Maggie sighed. It was easy to see that Michael was just as worried as she was, and she didn’t want to add to his fears by throwing fuel on the fire. But at the same time she had to make him understand that he had to be more careful, that it was too soon to tell Maria the truth. “No, I’m not saying that, I’m just saying that it’s too dangerous for you to even consider telling her that you’re not exactly from around here.” She reached over to place her hand on his arm, frowning when he jerked away from the contact.
Michael grimaced and pulled his sleeve back as he held his arm up. “It’s still a little tender; I scraped it up pretty good while we were out today.” He stood up and stretched. “I think I’m gonna go on to bed.
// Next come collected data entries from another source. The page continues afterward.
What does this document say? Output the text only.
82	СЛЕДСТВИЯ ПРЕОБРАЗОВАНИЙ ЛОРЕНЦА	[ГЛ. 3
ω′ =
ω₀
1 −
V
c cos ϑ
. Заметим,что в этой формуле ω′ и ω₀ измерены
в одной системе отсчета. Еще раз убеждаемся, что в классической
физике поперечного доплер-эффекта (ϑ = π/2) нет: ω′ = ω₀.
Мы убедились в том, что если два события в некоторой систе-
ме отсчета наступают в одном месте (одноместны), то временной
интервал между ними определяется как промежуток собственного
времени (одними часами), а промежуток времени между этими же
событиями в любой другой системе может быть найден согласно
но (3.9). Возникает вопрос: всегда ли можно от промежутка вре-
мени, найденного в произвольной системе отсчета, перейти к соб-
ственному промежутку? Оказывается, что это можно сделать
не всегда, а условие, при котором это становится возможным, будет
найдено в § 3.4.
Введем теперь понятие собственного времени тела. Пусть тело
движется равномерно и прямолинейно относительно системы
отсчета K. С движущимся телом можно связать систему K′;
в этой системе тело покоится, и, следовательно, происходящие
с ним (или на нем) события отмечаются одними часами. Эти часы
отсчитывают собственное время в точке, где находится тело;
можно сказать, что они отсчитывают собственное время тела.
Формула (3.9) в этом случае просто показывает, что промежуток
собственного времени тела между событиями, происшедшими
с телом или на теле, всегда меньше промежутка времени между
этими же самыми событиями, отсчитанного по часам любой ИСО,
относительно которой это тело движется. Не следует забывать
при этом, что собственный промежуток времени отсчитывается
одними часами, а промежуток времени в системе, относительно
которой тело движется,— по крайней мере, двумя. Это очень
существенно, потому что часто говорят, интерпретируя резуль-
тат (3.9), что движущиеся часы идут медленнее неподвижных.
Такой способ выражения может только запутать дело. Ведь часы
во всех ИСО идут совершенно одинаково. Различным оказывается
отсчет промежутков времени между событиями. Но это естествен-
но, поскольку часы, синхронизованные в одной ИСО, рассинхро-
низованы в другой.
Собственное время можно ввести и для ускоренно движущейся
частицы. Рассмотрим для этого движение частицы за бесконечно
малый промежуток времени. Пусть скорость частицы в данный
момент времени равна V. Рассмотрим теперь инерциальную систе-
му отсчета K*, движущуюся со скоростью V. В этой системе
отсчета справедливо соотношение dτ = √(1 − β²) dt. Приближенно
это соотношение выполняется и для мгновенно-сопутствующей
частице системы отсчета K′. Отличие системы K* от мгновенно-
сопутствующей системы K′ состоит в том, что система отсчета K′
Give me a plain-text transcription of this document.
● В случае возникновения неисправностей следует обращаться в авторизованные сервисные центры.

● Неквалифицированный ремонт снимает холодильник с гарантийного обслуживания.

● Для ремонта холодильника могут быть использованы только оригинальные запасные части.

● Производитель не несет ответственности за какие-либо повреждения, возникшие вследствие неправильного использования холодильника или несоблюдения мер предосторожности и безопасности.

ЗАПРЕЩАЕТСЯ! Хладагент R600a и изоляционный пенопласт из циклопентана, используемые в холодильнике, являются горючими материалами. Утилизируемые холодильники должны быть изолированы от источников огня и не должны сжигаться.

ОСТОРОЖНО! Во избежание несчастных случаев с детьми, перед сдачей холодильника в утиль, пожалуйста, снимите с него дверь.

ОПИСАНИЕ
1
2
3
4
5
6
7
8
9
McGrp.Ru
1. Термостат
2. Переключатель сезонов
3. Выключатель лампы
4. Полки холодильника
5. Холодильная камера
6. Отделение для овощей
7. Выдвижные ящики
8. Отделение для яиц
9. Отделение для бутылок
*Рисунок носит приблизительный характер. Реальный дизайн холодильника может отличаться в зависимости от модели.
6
Do me a favor, will ya? Don’t worry Mom an’ Dad with this, okay?”
Maggie nodded. “Promise me you won’t tell her the truth, Michael.”
“I’ve never broken a promise to you, Maggie.”
“Then don’t ask me to make one now that I may not be able to keep,” Michael said firmly.
She called him before he could leave the room. “At least promise me you’ll talk to Grandpa tomorrow. Please?”
Michael nodded. “I’ll talk to him, Maggie.” He leaned over to drop a kiss on her dark head. “Don’t worry about it, okay? I promise I’ll talk to him.”
“Tomorrow,” she insisted.
“First thing, brat.”
Maggie watched him go and knew without a doubt that he would do what he said he would do. Michael had never once broken a promise and it worried her that he hadn’t given her his word that he wouldn’t tell Maria the truth. Her brother really liked Maria; she knew it even though he wouldn’t come right out and admit it, and she didn’t want to see him get hurt. What if he told the truth and Maria turned on him? What if –
“Stop thinkin’ so hard and watch that stupid movie,” Michael insisted from the doorway.
“I’m going with you to see Grandpa”, Maggie stated decisively.
“Maggie – “
She interrupted him before he had the opportunity to undermine her plans. “No, I’m going with you, Michael.”
He decided not to argue with her. She was worried about him and she wouldn’t let it go until she talked to their grandfather, trusting him to find a solution to the problem.
“Fine.” He walked through the house to his bedroom, leaving the light off and pacing back and forth in front of his window. He couldn’t discount his sister’s fears and he couldn’t put them to rest until he knew what action to take and what affect it would have. He braced his hands on either side of the window and stared at the mountains in the distance, the same mountains he has spent the day looking at with Maria.
He spent the entire night staring into the desert as the moon cut a path across the sand until it finally disappeared over the horizon and the sun began its climb into the early morning sky. He was still no closer to an answer when he heard his mother beginning to make preparations for breakfast.